At the end of the day, the liberals have performed a bait and switch about the role of experts. The public role of experts is not to make decisions. That's the job of elected officials.

The role of experts is to provide those elected officials with the best evidence and the broadest array of options available for them to make those decisions.

They may be wrong, too, but the 5.7-million heads whom they represent and listen to in Wisconsin and who live in the real world are usually better than a few bureaucratic noggins who live in the fog at government agencies, and who are often in the pockets of special interests.

In short, if mistakes are to be made, the people should make them, not the experts. We'll take that risk any day of the week because it's our interests that are affected.

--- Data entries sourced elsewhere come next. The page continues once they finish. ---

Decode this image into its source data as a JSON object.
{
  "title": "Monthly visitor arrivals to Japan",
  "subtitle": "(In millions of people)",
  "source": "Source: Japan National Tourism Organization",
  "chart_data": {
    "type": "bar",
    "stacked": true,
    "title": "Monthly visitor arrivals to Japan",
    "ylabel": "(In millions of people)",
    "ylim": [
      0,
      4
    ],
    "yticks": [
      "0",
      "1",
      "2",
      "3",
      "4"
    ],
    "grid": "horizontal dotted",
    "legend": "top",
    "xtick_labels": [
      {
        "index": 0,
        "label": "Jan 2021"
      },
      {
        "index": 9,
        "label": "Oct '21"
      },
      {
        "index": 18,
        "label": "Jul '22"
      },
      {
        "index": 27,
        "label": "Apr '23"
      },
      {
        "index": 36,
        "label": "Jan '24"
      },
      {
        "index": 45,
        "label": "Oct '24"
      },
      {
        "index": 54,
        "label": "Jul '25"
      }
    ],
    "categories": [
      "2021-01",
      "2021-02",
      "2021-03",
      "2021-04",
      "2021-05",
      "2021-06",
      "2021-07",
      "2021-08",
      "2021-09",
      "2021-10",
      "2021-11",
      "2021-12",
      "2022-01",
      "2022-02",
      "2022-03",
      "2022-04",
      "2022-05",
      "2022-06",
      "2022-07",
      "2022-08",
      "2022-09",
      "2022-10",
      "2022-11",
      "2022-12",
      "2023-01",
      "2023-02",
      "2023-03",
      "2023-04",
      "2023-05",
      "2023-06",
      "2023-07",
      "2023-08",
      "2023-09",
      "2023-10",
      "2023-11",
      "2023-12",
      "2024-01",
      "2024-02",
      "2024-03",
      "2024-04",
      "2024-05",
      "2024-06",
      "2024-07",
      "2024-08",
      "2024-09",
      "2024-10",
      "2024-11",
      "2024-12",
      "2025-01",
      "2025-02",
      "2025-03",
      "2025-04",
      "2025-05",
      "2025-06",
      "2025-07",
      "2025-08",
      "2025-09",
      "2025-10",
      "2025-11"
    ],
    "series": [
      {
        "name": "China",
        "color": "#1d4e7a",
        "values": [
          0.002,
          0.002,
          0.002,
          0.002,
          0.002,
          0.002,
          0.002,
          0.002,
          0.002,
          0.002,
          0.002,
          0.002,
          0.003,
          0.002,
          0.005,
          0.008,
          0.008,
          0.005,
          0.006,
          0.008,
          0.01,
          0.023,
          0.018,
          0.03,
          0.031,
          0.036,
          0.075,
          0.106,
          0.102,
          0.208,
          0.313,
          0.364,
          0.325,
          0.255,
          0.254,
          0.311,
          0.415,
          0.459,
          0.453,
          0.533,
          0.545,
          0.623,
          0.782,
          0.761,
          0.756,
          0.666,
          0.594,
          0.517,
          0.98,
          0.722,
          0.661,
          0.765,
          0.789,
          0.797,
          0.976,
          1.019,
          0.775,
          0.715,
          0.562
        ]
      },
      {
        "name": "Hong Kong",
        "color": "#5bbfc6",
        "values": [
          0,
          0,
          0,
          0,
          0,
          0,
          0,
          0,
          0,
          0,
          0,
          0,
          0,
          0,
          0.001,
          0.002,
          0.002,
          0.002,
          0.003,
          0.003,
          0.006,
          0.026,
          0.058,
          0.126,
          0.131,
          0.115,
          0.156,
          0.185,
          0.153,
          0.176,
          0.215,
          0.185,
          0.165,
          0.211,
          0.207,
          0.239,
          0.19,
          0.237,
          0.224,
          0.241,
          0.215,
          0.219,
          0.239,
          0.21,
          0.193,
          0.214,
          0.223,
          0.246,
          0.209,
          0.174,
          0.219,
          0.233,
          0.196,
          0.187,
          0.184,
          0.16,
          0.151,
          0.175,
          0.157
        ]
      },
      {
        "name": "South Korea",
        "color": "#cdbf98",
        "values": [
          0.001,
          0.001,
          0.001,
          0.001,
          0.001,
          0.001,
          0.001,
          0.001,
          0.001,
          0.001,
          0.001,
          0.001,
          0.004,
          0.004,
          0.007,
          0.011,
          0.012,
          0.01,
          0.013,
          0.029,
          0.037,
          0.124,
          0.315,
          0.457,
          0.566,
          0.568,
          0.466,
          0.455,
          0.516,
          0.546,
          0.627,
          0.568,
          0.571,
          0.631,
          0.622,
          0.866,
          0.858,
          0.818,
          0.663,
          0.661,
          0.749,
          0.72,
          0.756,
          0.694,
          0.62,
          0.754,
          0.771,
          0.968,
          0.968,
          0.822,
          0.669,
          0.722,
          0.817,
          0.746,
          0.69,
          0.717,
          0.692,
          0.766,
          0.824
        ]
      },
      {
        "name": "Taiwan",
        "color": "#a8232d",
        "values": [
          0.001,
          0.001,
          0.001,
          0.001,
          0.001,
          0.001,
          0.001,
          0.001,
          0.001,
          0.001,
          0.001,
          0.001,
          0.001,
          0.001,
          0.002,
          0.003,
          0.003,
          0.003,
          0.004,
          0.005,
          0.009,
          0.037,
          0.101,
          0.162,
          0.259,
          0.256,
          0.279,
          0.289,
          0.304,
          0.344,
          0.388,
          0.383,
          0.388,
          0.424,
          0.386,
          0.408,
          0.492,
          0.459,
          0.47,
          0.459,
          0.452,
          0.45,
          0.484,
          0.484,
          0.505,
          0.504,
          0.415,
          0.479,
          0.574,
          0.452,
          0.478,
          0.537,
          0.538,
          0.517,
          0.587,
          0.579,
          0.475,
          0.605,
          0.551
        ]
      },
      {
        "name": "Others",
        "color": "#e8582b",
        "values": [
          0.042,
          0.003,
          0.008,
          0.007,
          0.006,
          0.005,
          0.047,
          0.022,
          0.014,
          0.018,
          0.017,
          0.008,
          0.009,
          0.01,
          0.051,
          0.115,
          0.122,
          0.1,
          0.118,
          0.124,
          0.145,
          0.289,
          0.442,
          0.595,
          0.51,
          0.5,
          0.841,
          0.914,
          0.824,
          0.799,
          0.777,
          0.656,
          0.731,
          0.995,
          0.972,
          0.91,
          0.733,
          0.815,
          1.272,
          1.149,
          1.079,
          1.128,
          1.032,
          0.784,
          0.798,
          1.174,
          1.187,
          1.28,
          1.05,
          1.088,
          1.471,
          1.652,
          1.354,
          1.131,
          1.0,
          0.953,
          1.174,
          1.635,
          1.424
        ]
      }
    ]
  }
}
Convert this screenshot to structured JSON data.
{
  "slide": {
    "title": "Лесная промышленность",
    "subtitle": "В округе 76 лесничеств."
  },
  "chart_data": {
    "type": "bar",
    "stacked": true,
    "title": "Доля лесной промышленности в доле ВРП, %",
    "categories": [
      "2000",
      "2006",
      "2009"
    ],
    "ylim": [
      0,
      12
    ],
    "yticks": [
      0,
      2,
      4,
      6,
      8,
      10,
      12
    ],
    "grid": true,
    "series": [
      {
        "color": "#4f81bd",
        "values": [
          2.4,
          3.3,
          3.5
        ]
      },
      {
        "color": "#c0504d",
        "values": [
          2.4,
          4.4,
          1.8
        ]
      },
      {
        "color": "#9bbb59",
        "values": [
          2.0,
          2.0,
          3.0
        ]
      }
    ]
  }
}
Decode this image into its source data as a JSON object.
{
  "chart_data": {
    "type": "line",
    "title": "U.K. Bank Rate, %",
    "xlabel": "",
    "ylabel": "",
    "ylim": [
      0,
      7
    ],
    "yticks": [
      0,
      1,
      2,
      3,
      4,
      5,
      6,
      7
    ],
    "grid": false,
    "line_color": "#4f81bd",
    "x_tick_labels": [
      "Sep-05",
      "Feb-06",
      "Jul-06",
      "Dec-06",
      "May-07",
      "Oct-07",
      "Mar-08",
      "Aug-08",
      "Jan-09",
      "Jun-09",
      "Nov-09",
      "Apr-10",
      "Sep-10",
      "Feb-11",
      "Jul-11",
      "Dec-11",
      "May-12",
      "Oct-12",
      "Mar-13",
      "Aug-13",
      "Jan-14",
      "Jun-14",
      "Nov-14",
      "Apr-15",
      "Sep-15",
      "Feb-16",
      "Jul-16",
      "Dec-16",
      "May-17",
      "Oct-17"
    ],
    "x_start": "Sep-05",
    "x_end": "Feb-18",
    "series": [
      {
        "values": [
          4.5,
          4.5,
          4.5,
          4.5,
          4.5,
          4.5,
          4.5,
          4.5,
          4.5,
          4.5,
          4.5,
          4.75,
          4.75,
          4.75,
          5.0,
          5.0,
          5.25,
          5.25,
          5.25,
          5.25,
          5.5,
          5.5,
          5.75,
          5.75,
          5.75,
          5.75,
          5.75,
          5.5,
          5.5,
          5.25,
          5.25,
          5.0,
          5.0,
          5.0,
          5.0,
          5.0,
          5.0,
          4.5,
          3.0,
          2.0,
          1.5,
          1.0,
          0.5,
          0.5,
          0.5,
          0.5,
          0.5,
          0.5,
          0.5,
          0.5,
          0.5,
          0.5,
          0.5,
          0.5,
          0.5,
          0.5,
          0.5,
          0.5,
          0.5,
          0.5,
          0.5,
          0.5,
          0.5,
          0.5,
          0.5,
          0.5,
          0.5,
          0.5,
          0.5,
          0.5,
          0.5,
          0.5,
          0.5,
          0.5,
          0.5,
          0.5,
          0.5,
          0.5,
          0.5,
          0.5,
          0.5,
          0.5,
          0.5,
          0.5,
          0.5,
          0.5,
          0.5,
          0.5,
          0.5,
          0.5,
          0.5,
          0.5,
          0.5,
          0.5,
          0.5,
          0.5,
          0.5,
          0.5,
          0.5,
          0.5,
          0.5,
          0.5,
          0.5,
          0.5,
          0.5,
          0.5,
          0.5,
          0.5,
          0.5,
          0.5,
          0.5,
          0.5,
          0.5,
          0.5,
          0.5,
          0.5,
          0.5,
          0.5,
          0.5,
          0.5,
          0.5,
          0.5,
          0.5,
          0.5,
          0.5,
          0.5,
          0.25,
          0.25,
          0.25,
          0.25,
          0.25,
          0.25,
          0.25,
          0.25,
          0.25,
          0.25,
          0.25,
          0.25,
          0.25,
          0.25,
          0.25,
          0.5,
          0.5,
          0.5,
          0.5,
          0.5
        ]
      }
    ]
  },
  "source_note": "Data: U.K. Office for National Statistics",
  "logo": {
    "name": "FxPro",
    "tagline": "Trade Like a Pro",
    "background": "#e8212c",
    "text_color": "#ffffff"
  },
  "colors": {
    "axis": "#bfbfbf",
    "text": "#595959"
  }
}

At-will employment is the medicine we need to make that happen. Cronyism will always be a threat in either system - the civil service or the at-will public sector - but transparency is the antidote for cronyism.

The new civil service law does not get us where we need to go. It does allow executives to better control whom they hire, and to reward those they think perform at a high level. By itself, though, it won't clean the shelves of bureaucratic partisans masquerading as scientists and neutral experts.

We call for our elected leaders to be bold and take that next step. The ability to do their jobs could well depend on it.